João e Maria estão tendo sérios problemas no seu relacionamento com o pai após o trauma de terem sido abandonados na floresta. Os três decidem, então, iniciar uma terapia familiar.
– Muito bem. Qual é o problema?
O pai responde à pergunta do psicólogo:
– O problema é que a nossa vida virou um inferno desde que eu recuperei esses garotos! Eu não posso mais ir à esquina que eles já acham que vão ser abandonados! Não posso comprar doces para eles, que acham que vou cozinhá-los. Vivem fazendo manha, dizem que têm pesadelos com bruxas e jogam na minha cara o tempo todo o que eu fiz. Eu não aguento mais!
– O que foi que ocasionou isso?
– Ele nos largou na floresta, foi isso o que aconteceu! – João fala, num tom revoltado – Agora me diga, moço, que tipo de pai faz isso com os próprios filhos?
– Nós estávamos passando fome! Era uma situação de desespero.
– E abandonar os filhos na floresta realmente é uma solução muito boa. Por que você não largou logo aquela mulher?
– Porque eu estava cego de paixão! Foi ela quem me influenciou a me livrar de vocês.
– Não vem com esse papinho não! Você sempre foi um péssimo pai! Só devia estar esperando uma oportunidade.
– Mas eu recebi vocês de volta!
– Claro!

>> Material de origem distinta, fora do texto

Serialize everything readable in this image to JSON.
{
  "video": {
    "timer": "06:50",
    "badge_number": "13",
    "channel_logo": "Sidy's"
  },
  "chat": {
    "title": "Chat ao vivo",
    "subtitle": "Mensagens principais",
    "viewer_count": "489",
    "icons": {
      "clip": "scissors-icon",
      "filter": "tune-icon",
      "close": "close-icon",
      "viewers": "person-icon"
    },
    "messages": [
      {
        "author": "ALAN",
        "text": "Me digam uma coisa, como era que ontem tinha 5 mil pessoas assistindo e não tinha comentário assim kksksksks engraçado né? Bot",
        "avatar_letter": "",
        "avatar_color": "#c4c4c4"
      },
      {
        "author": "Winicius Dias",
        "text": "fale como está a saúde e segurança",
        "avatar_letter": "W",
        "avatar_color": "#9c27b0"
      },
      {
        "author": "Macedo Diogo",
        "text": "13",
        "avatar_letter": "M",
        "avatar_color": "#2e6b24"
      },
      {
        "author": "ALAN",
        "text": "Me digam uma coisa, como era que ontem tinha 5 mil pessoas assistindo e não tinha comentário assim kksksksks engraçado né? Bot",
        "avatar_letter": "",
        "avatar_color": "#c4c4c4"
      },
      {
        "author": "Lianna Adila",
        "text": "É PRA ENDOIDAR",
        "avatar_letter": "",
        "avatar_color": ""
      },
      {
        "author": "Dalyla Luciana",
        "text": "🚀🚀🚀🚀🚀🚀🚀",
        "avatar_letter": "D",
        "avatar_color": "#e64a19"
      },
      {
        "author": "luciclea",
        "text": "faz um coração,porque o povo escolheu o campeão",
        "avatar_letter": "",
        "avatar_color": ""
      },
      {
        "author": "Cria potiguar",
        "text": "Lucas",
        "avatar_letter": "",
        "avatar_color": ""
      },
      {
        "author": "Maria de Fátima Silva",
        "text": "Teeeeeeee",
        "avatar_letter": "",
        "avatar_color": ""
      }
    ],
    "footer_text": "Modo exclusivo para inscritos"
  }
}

Para colocar a gente para trabalhar, cuidar da casa, cortar lenha! Agora que a megera te deu um pé na bunda você ficou sem ter onde cair morto!
– Não fale assim comigo!
– Por favor, acalmem-se. – interrompe o terapeuta.
– Você está vendo como esse menino ficou rebelde?
– Como você esperava que eu ficasse?
– Não me responda!
– Parem com isso! Por favor.
João abaixa a cabeça, ressentido.
– Desculpe. Mas é que é difícil para nós, você entende?
– Claro que entendo. Mas é para isso que estamos aqui, para resolver esses conflitos.
– É o que eu realmente gostaria. – retomou o pai.
– Só para se fazer de bonzinho para os outros.
– João! Chega!
– A gente sempre leva algumas migalhas de pão quando vai passear. Sabe lá quando você pode decidir abandonar a gente de novo por aí…
– Eu jamais faria isso!
– Você diz isso porque ainda não encontrou outra madrasta má. Aliás, outro dia eu te vi flertando com a nova vizinha. Ela é doceira. Sabe como é, a gente tem trauma com mulheres que oferecem doces. Ela pode não ser de confiança. E do jeito que você é influenciável…
Maria começa a chorar, aflita com a discussão. Um choro agudo e incômodo.
– Calma, filha. Não precisa chorar.
João abraça a irmã, num gesto protetor.
– Ela está cansada desse clima de brigas.
– É você quem começa, João. Eu estou tentando melhorar.
– Não adianta, papai. Nós não confiamos mais em você. Crianças escaldadas têm medo de água fria.
– Maria, pare de chorar! Por favor! Eu compro um brinquedo para você depois!
– Eu quero um urso de pelúcia! Grande, bem grande! – manifesta-se a garota.
– Tudo bem, eu compro! Agora se comporte.
– Olha isso! Sempre tentando comprar a menina com presentes! – João voltou a atacar o pai.
– Mas será que eu não posso fazer mais nada?!
– Claro que pode. Se comprar um presente para mim também, ficamos conversados.
O terapeuta anota em seu bloco: chantagem emocional; desestrutura familiar. E pensa: esses vão dar trabalho.